By Jami Deise
Although it only aired for a few months before being canceled by ABC, one of my favorite shows of the 2012 television season was GCB (Good Christian B***) The show was an hour-long Desperate Housewives style comedy starring Leslie Bibb as a woman whose husband died after swindling all their friends. She was forced to return to the rich Dallas suburb where she grew up and where residents enjoyed gossiping about her while carrying on their own indiscretions. It was big, southern, hilarious fun.
Author Kellie Coates Gilbert shows there’s an equal amount of juice in writing a dramatic version of the same story, set in the same state. Claire Massey is the "Woman of Fortune." Her husband Tuck is a cattle baron worth nearly a billion dollars; her daughter Lainie’s about to marry a future senator; her son Garrett works with Tuck and married a Texas beauty queen. They have a 40,000 acre ranch and vacation homes all over the world. There are luxurious parties, designer gowns, friendships with politicians and celebrities.

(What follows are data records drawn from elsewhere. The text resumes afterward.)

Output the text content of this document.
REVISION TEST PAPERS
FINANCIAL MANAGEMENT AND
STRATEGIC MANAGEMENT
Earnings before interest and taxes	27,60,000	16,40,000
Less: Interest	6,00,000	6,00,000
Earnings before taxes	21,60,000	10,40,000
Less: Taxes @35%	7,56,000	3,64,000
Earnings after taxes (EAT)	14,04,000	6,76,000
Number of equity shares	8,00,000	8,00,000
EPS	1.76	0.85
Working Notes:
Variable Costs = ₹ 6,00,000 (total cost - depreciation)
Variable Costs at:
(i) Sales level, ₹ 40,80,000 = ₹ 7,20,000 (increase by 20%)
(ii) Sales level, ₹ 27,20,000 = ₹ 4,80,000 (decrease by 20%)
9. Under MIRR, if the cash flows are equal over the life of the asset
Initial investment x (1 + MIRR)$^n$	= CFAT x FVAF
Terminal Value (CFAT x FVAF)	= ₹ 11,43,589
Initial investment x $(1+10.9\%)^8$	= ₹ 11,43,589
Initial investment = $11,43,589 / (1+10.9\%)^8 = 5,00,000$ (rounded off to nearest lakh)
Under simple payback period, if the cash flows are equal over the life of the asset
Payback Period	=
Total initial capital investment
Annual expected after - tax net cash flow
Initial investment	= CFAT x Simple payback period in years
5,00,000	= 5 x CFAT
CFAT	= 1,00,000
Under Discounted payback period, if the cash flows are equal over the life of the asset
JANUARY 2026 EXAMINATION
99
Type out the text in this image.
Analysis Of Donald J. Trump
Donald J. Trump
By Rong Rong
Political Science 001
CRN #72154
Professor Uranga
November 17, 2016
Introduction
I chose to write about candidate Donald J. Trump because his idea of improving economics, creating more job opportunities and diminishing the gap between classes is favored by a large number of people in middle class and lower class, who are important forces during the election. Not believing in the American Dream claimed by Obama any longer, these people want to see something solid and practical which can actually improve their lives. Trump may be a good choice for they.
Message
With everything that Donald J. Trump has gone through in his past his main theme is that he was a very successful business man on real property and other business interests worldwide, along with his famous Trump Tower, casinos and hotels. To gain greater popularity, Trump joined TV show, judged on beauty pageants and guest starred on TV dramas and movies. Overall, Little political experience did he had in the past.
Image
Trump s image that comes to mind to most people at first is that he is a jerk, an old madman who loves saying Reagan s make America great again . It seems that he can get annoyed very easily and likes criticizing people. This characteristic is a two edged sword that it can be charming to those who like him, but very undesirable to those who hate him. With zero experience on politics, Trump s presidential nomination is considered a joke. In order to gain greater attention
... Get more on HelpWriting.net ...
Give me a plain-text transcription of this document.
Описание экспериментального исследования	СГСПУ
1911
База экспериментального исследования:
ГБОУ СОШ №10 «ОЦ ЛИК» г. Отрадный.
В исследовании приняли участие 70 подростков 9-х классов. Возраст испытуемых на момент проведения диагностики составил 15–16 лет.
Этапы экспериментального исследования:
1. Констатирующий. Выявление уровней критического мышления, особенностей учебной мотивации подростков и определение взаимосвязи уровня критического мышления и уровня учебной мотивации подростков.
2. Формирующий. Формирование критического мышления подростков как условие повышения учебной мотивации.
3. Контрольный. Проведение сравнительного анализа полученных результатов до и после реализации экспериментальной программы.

The only fly in the ointment is that youngest child Max is a bit of a black sheep, having dropped out of school and moved off the ranch to work at a small newspaper.
Unfortunately, it turns out that Tuck is the personification of that Texas insult, “He’s all hat and no cattle.” In the middle of a fundraiser for Lainie’s fiancée, Tuck is arrested for a massive, Bernie-Madoff-style fraud, led away in handcuffs. And Claire’s world explodes. At first, Claire believes it’s all a big mistake. Maybe Tuck cut a few corners, but there’s no way he deliberately defrauded all those investors. But no. Tuck admits he’s guilty. And it’s not just anonymous bankers and stock brokers he stole from. It’s Claire’s best friend. Her mother. Even their church.
With the family’s public image in tatters, Lainie’s fiancée dumps her, Garrett and his wife move to Houston, and Claire is forced to leave their mansion and move into a two-bedroom condo with her now equally broke mother. While Max, surprisingly, is the only one Claire can really lean on, Lainie takes desperate measures to hang onto the opulent lifestyle she believes she deserves. All the while, Clair grapples with questions of love and forgiveness: How can the love of her life for thirty years be the same man who did these horrible things? How can she possibly forgive him? Should she wait out his twenty-year prison sentence… or move on with another man?
I found A Woman of Fortune to be just as engrossing as GCB, even without the humor. It’s very well written, and Claire is a hugely sympathetic character -- even at the beginning of the book when she reigns as queen of Dallas. Her children, however, are less so – especially Lainie, who was born with a silver spoon in her mouth and believes she’s better than other people. Questions of faith come up in natural ways, and Claire finds comfort in the spiritual words of her Hispanic housekeeper, Margarita. While I disagreed with Claire’s dilemma – if someone had done to me and my children what Tuck did to Claire I wouldn’t even consider staying with him – author Gilbert does a wonderful job of establishing their relationship and Claire’s priorities so that her confusion is a natural part of her character.
Gilbert is a former legal investigator who worked on the biggest cattle fraud case in history, and her knowledge is obvious but never inaccessible. Like many women of her status, Claire is relatively clueless of the day-to-day workings of her husband’s business, and Gilbert uses Claire’s naiveté as a way to explain goings-on to the reader. Gilbert is also a Christian, and her faith is obvious in her characters’ struggles.
My only complaint about the book is that there is only one professional woman in the novel, and she only appears briefly toward the end. Lainie has no ambition other than to be a political wife, and Claire never has any dreams that her daughter might have achievements of her own. Garrett’s wife Marcy is a former beauty queen without a job, and Claire’s own mother married for money and constantly urges her daughter to do the same. Claire’s best friend is married to a successful doctor and presumably has no job of her own. Even so, Claire is able to establish her own business with relatively few missteps.
Even with this minor flaw, I enjoyed A Woman of Fortune immensely, devouring the entire book in one sitting. Gilbert has other books coming out in her “Texas Gold” collection, and I look forward to reading them.
Thanks to Revell (Baker Publishing) for the book in exchange for an honest review.
1 comment:
I love these kinds of stories, especially if it's set in Dallas. I just added it to my Amazon wishlist.